At the Honolulu Coffee Experience Center in Waikīkī, visitors can taste the full farm-to-roast-to-cup coffee experience. You’ll learn about coffee origins and growing conditions (Kona beans are grown on the beautiful slopes of the Mauna Loa Volcano, located on the Island of Hawai’i), the cultivation process, handcrafted roasting and brewing, and your coffee will taste that much better for knowing.

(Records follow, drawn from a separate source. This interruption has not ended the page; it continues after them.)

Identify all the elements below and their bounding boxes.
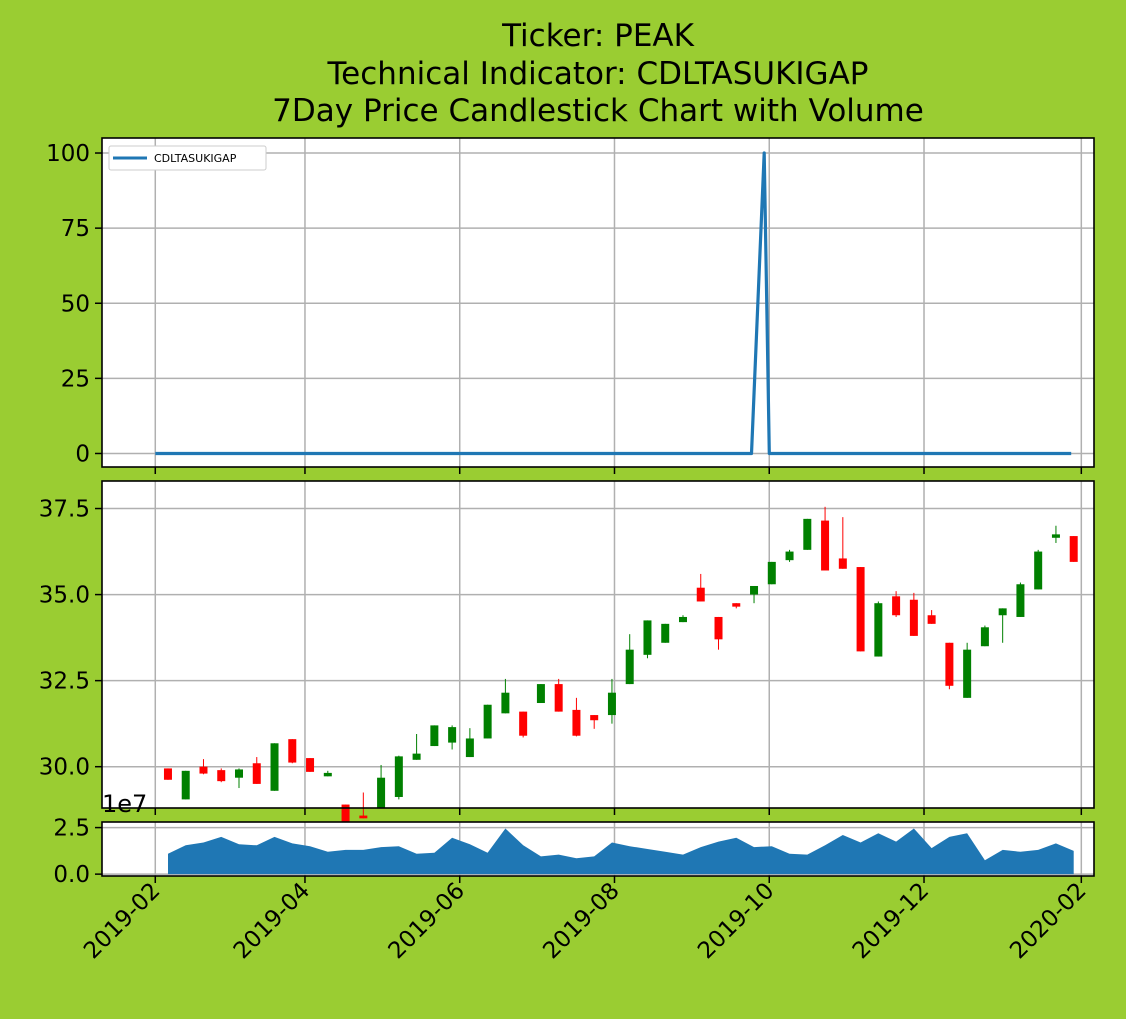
candle-body	[341, 804, 350, 826]
indicator-frame	[101, 137, 1095, 468]
candle-body	[767, 561, 776, 585]
candle-body	[732, 603, 741, 607]
volume-ytick-label: 2.5	[53, 816, 90, 842]
candle-body	[607, 692, 616, 716]
legend-label: CDLTASUKIGAP	[154, 152, 237, 165]
candle-body	[785, 551, 794, 561]
price-plot-area	[102, 481, 1094, 808]
candle-body	[678, 616, 687, 623]
candle-body	[288, 739, 297, 763]
candle-body	[306, 758, 315, 772]
candle-body	[519, 711, 528, 736]
candle-body	[980, 627, 989, 647]
indicator-plot-area	[102, 138, 1094, 467]
candle-body	[909, 599, 918, 636]
candle-body	[572, 709, 581, 736]
candle-body	[856, 567, 865, 652]
candle-body	[714, 616, 723, 640]
candle-body	[483, 704, 492, 739]
candle-body	[323, 772, 332, 777]
candle-body	[1051, 534, 1060, 538]
candle-body	[963, 649, 972, 698]
volume-area	[168, 828, 1074, 875]
candle-body	[696, 587, 705, 602]
candle-body	[163, 768, 172, 780]
indicator-ytick-label: 0	[75, 441, 90, 467]
candle-body	[1069, 536, 1078, 562]
price-ytick-label: 35.0	[39, 583, 90, 609]
candle-body	[181, 770, 190, 800]
chart-title-line-2: Technical Indicator: CDLTASUKIGAP	[327, 56, 869, 92]
indicator-panel: 0 25 50 75 100	[46, 137, 1095, 474]
candle-body	[1016, 584, 1025, 617]
candle-body	[927, 615, 936, 624]
candle-body	[643, 620, 652, 655]
candle-body	[359, 815, 368, 819]
indicator-series-line	[155, 151, 1072, 456]
price-frame	[101, 480, 1095, 809]
volume-ytick-label: 0.0	[53, 862, 90, 888]
chart-title-line-1: Ticker: PEAK	[501, 18, 695, 54]
candle-body	[945, 642, 954, 686]
candle-body	[661, 623, 670, 643]
price-ytick-label: 37.5	[39, 497, 90, 523]
candle-body	[501, 692, 510, 714]
candle-body	[838, 558, 847, 569]
candle-body	[252, 763, 261, 784]
volume-panel: 0.0 2.5	[53, 816, 1095, 888]
candle-body	[536, 684, 545, 704]
volume-frame	[101, 821, 1095, 877]
chart-title-line-3: 7Day Price Candlestick Chart with Volume	[272, 93, 924, 129]
candle-body	[412, 753, 421, 760]
candle-body	[235, 769, 244, 778]
candle-body	[554, 684, 563, 712]
candle-body	[270, 743, 279, 791]
legend-box	[108, 145, 267, 171]
candle-body	[590, 715, 599, 721]
indicator-ytick-label: 100	[46, 141, 90, 167]
indicator-ytick-label: 25	[61, 366, 90, 392]
candle-body	[998, 608, 1007, 616]
indicator-legend: CDLTASUKIGAP	[108, 145, 267, 171]
candle-body	[199, 766, 208, 774]
candle-body	[821, 520, 830, 571]
candle-body	[803, 518, 812, 550]
candle-body	[892, 596, 901, 616]
candle-body	[874, 603, 883, 657]
candle-body	[625, 649, 634, 685]
price-ytick-label: 30.0	[39, 755, 90, 781]
volume-offset-label: 1e7	[102, 790, 147, 818]
candle-body	[750, 585, 759, 595]
candle-body	[430, 725, 439, 747]
candle-body	[465, 738, 474, 758]
candle-body	[377, 777, 386, 808]
price-ytick-label: 32.5	[39, 669, 90, 695]
indicator-ytick-label: 50	[61, 291, 90, 317]
indicator-ytick-label: 75	[61, 216, 90, 242]
candle-body	[1034, 551, 1043, 590]
candle-body	[217, 770, 226, 782]
candle-body	[394, 756, 403, 797]
price-panel: 30.0 32.5 35.0 37.5	[39, 480, 1095, 828]
candle-body	[448, 727, 457, 743]
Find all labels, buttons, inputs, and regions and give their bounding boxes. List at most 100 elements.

I still can’t quite understand why it’s ‘shave ice’ and not ‘shaved ice’, but semantics aside, shave ice from the right venue is heaven. That’s right, not all shave ice is created equally. So what is it? Like the name implies, the Hawaiian dessert is made by shaving a block of ice and adding sweet flavoured syrups and other ingredients such as soft serve ice cream, Japanese Azuki beans (shave ice’s origins throwback to early Japanese settlers who would shave ice and add sugar and toppings), mochi balls, condensed milk and fresh fruit, to name a few.

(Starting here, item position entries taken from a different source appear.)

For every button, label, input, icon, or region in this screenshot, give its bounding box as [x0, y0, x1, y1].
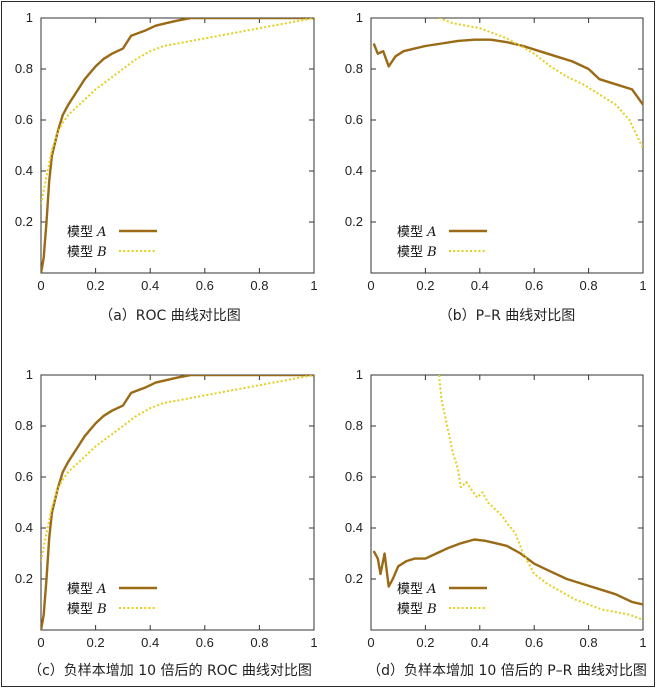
chart-caption: （c）负样本增加 10 倍后的 ROC 曲线对比图	[28, 663, 312, 679]
x-tick-label: 0	[367, 278, 374, 293]
y-tick-label: 0.6	[15, 112, 33, 127]
legend-label-model-a: 模型 A	[67, 225, 107, 240]
series-line-model-b	[41, 375, 314, 562]
y-tick-label: 1	[26, 10, 33, 25]
y-tick-label: 1	[356, 10, 363, 25]
y-tick-label: 0.6	[15, 469, 33, 484]
chart-b: 0 0.2 0.4 0.6 0.8 1 0.2 0.4 0.6 0.8 1 模型 A 模型 B （b）P–…	[345, 10, 647, 324]
x-tick-label: 0.4	[471, 635, 489, 650]
x-tick-label: 0	[37, 278, 44, 293]
x-tick-label: 1	[310, 635, 317, 650]
legend-label-model-b: 模型 B	[67, 245, 107, 260]
plot-area	[40, 374, 315, 631]
x-tick-label: 0	[37, 635, 44, 650]
x-tick-label: 0.8	[580, 635, 598, 650]
series-line-model-a	[372, 538, 643, 606]
x-tick-label: 1	[639, 278, 646, 293]
legend-label-model-a: 模型 A	[67, 582, 107, 597]
x-tick-label: 0.6	[525, 635, 543, 650]
legend-label-model-a: 模型 A	[397, 582, 437, 597]
legend-label-model-b: 模型 B	[397, 602, 437, 617]
chart-a: 0 0.2 0.4 0.6 0.8 1 0.2 0.4 0.6 0.8 1 模型 A 模型 B （a）RO…	[15, 10, 318, 324]
x-tick-label: 1	[639, 635, 646, 650]
legend-label-model-a: 模型 A	[397, 225, 437, 240]
series-line-model-b	[41, 18, 314, 205]
x-tick-label: 0.4	[141, 278, 159, 293]
y-tick-label: 0.6	[345, 469, 363, 484]
y-tick-label: 0.6	[345, 112, 363, 127]
x-tick-label: 0.8	[580, 278, 598, 293]
x-tick-label: 0.4	[471, 278, 489, 293]
x-tick-label: 0	[367, 635, 374, 650]
chart-caption: （d）负样本增加 10 倍后的 P–R 曲线对比图	[367, 663, 647, 679]
x-tick-label: 0.2	[87, 635, 105, 650]
x-tick-label: 0.6	[196, 635, 214, 650]
x-tick-label: 1	[310, 278, 317, 293]
legend-label-model-b: 模型 B	[67, 602, 107, 617]
legend-label-model-b: 模型 B	[397, 245, 437, 260]
y-tick-label: 0.4	[15, 520, 33, 535]
y-tick-label: 0.8	[345, 61, 363, 76]
chart-c: 0 0.2 0.4 0.6 0.8 1 0.2 0.4 0.6 0.8 1 模型 A 模型 B （c）负样…	[15, 367, 318, 679]
plot-area	[370, 17, 644, 274]
series-line-model-a	[41, 375, 314, 630]
y-tick-label: 0.2	[345, 571, 363, 586]
series-line-model-a	[41, 18, 314, 273]
y-tick-label: 0.4	[15, 163, 33, 178]
x-tick-label: 0.6	[196, 278, 214, 293]
chart-caption: （a）ROC 曲线对比图	[99, 308, 241, 324]
y-tick-label: 0.8	[15, 418, 33, 433]
y-tick-label: 0.4	[345, 520, 363, 535]
chart-d: 0 0.2 0.4 0.6 0.8 1 0.2 0.4 0.6 0.8 1 模型 A 模型 B （d）负样…	[345, 367, 647, 679]
x-tick-label: 0.2	[416, 278, 434, 293]
x-tick-label: 0.4	[141, 635, 159, 650]
series-line-model-b	[438, 18, 643, 149]
y-tick-label: 1	[26, 367, 33, 382]
x-tick-label: 0.2	[87, 278, 105, 293]
x-tick-label: 0.8	[250, 635, 268, 650]
y-tick-label: 1	[356, 367, 363, 382]
x-tick-label: 0.2	[416, 635, 434, 650]
y-tick-label: 0.2	[345, 214, 363, 229]
y-tick-label: 0.2	[15, 571, 33, 586]
plot-area	[370, 374, 644, 631]
y-tick-label: 0.4	[345, 163, 363, 178]
x-tick-label: 0.6	[525, 278, 543, 293]
y-tick-label: 0.8	[345, 418, 363, 433]
series-line-model-a	[372, 38, 643, 106]
plot-area	[40, 17, 315, 274]
chart-caption: （b）P–R 曲线对比图	[439, 308, 576, 324]
x-tick-label: 0.8	[250, 278, 268, 293]
y-tick-label: 0.8	[15, 61, 33, 76]
y-tick-label: 0.2	[15, 214, 33, 229]
series-line-model-b	[438, 375, 643, 621]
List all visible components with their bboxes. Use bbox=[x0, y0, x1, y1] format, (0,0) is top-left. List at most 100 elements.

8. Sustainable food and drinks
Foodie neighbourhoods are popping up too, with a local produce menu lens, such as Mud Hen Water. At the helm of Mud Hen Water is Ed Kenney, famed for his farm-to-table movement in Kaimukī. Try dishes such as Beet Poke featuring locally grown avocado, pickled limu, and smoked macadamia nuts, or the Hawaiian Rose Veal with 2Ladyfarmers Pork and sour poi vinaigrette.
Where to stay in Hawai’i
Located on Waikiki Beach, the Outrigger’s recent multimillion-dollar renovation, Club Lounge Access upgrade options, location and views to leading restaurants and shopping make it irresistible.
Right next door to Outrigger Reef Waikiki, this luxurious property also has Waikiki beach access, ample grounds, multiple award-winning restaurants and is walking distance the main shopping strip.
Located in the heart of the shopping strip and opposite Waikiki beach, ‘Alohilani is the first carbon-neutral hotel in Hawai’i. The recent refurbishment has resulted in a grand, decadent and impressive entrance, an Oceanarium, and a plethora of locally sourced menu and dining options.